Les Français ont choisi une jeunesse porteuse d’espoir au-delà des divisions et des craintes de fragilité.
66-34%, la victoire d’Emanuel Macron est écrasante. La défaite de Marine Le Pen cuisante. C’est un vote pour la jeunesse, le renouvellement, l’espoir et l’Europe. Mais ce n’est pas un vote d’adhésion aussi massif que le résultat peut le faire penser. Le FN n’a jamais été aussi haut et les abstentionnistes, ajoutés aux bulletins blancs et nuls, montrent que le pays reste divisé.
Emmanuel Macron a été élu dimanche avec 66,06%, battant largement Marine Le Pen (33,94%) lors d’un second tour marqué par une forte abstention (25,38%), jamais atteinte depuis le scrutin présidentiel de 1969. Les blancs et nuls approchent les 9% des inscrits (plus de 4 millions), un record pour une présidentielle
Ce qu’a réussi Emmanuel Macron est objectivement extraordinaire. Conseiller dans l’ombre, puis ministre, il était un quasi inconnu du grand public, il y a deux ans. Quand il a lancé son mouvement «En Marche!», il y a un an et demi à peine, on pensait que la bulle médiatique ne tiendrait pas la route. Aujourd’hui, il est président. Il a déjà marginalisé pour la présidentielle les partis historiques PS et Républicains.
Le Front National, lui, a raté le coche. Si le score décevant du second tour se confirme aux législatives, la formation populiste connaîtra une crise grave et peut être le début du reflux.

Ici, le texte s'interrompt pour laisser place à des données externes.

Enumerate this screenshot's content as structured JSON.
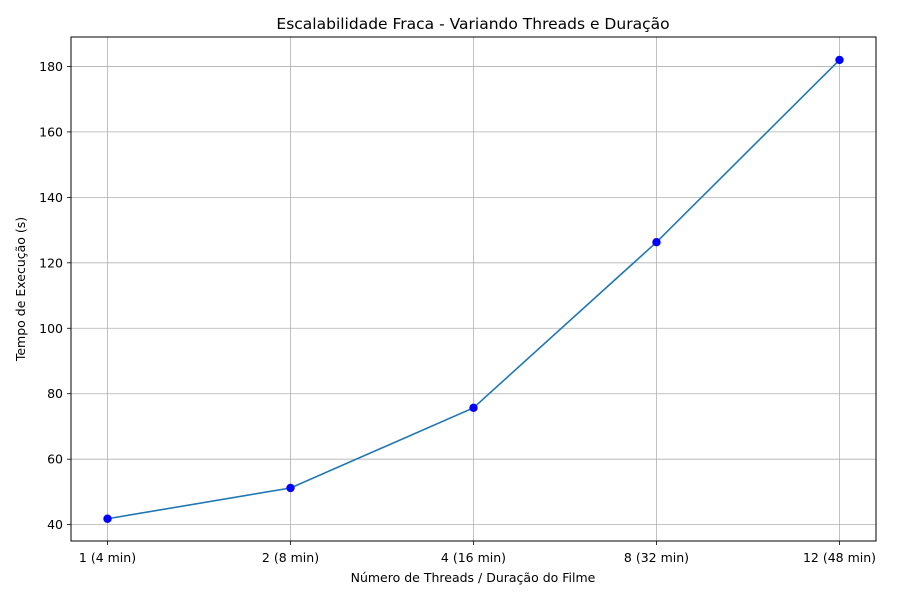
{
  "chart_data": {
    "type": "line",
    "title": "Escalabilidade Fraca - Variando Threads e Duração",
    "xlabel": "Número de Threads / Duração do Filme",
    "ylabel": "Tempo de Execução (s)",
    "categories": [
      "1 (4 min)",
      "2 (8 min)",
      "4 (16 min)",
      "8 (32 min)",
      "12 (48 min)"
    ],
    "values": [
      41.8,
      51.2,
      75.7,
      126.3,
      182.0
    ],
    "ylim": [
      35,
      189
    ],
    "yticks": [
      40,
      60,
      80,
      100,
      120,
      140,
      160,
      180
    ],
    "grid": true,
    "line_color": "#1f77b4",
    "marker_color": "#0000ff"
  }
}
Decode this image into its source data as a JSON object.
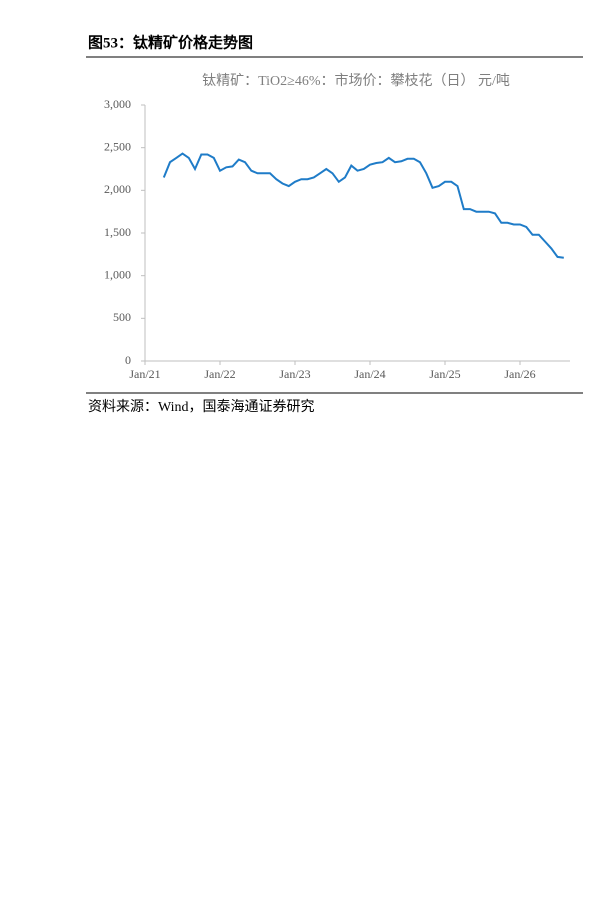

«Les législatives», espoir suprême et suprême pensée des battus. Le nouveau président élu le sait bien. Il doit, au lendemain de son éclatante victoire et des images grandioses et motivantes du Louvre, retourner au charbon.
Pour imposer sa vision de la France, le président Macron doit avoir une majorité «En Marche!», une majorité présidentielle.
Il peut l’espérer, mais le côté unique de cette élection peut démentir le scénario classique qui veut que les électeurs donnent une majorité à celui qu’ils viennent de choisir.
C’est le grand espoir des «Républicains» conduits par un jeune leader également talentueux, François Baroin. Ils veulent faire gagner leur programme -Fillon modifié-, pour imposer au président un Premier ministre de cohabitation. C’est le même but que cherchent Mélenchon et ses Insoumis. Ce dernier est, après s’être opposé au FN, la gauche anti-Macron.
Le PS, lui, espère sauver les meubles sans grand espoir.
Le FN voudrait se voir sacré opposition avec le groupe le plus important face à «En Marche!». Cet espoir aussi risque d’être déçu en raison du mode de scrutin à deux tours et des alliances… Mais si un parti faisant plus de 10 millions de suffrages se retrouvait avec une poignée d’élus et centristes et écologistes, avec des groupes plus importants sans beaucoup de suffrages, ce ne serait pas bon pour la démocratie française. Ce serait le début aussi de la vraie contestation interne pour Marine Le Pen.
Mais avant les législatives, il y a une grande question: c’est qui seront son Premier ministre et les membres de ce gouvernement qui ira au moins jusqu’aux législatives? Le choix du Premier ministre est particulièrement délicat en raison du ni droite, ni gauche de Macron. Il aurait pris sa décision qui ne sera communiquée que dimanche prochain (14 mai) après l’investiture.
A peine élu, Emmanuel Macron a assisté aux cérémonies du 8 mai aux côtés du président sortant, François Hollande, avant de s’atteler à la composition de son gouvernement, en prévision des législatives où il doit transformer l’essai après sa large victoire à la présidentielle.
Le mandat de François Hollande expire officiellement dimanche prochain et la passation aura lieu durant le week-end.
Macron n’entend pas être un «président normal». Rien n’est normal chez lui, ni son parcours, ni sa famille. Il est habité et on voit bien qu’il veut renouer avec une image assez monarchique de la présidence: il se présente comme un président «jupitérien». C’est capital pour lui, puisque certains mettent en doute sa solidité et sa possibilité de revêtir les habits de président.
Au Louvre, il est arrivé seul, un peu comme Napoléon se mettant sa couronne sur la tête sous la musique de l’Ode à la joie de Beethoven, hymne européen.
Cette arrivée solitaire et grandiose est sans doute le signe du président que veut être Macron… Pourra-t-il réussir à renouer avec la dignité de la fonction, tout en remettant la France en marche à ses côtés? Il lui faut faire la synthèse entre l’envie de renouveau et le respect des rites républicains.
Pour lui, c’est sûr, le plus dur commence. Il a marché sur l’eau avec des accents de télé évangélistes. Il a multiplié les électeurs, mais gare cependant au chemin de croix qui menace tout président français.
Ce qui est sûr aussi, c’est que «Lui président» ne sera comparable à aucun autre.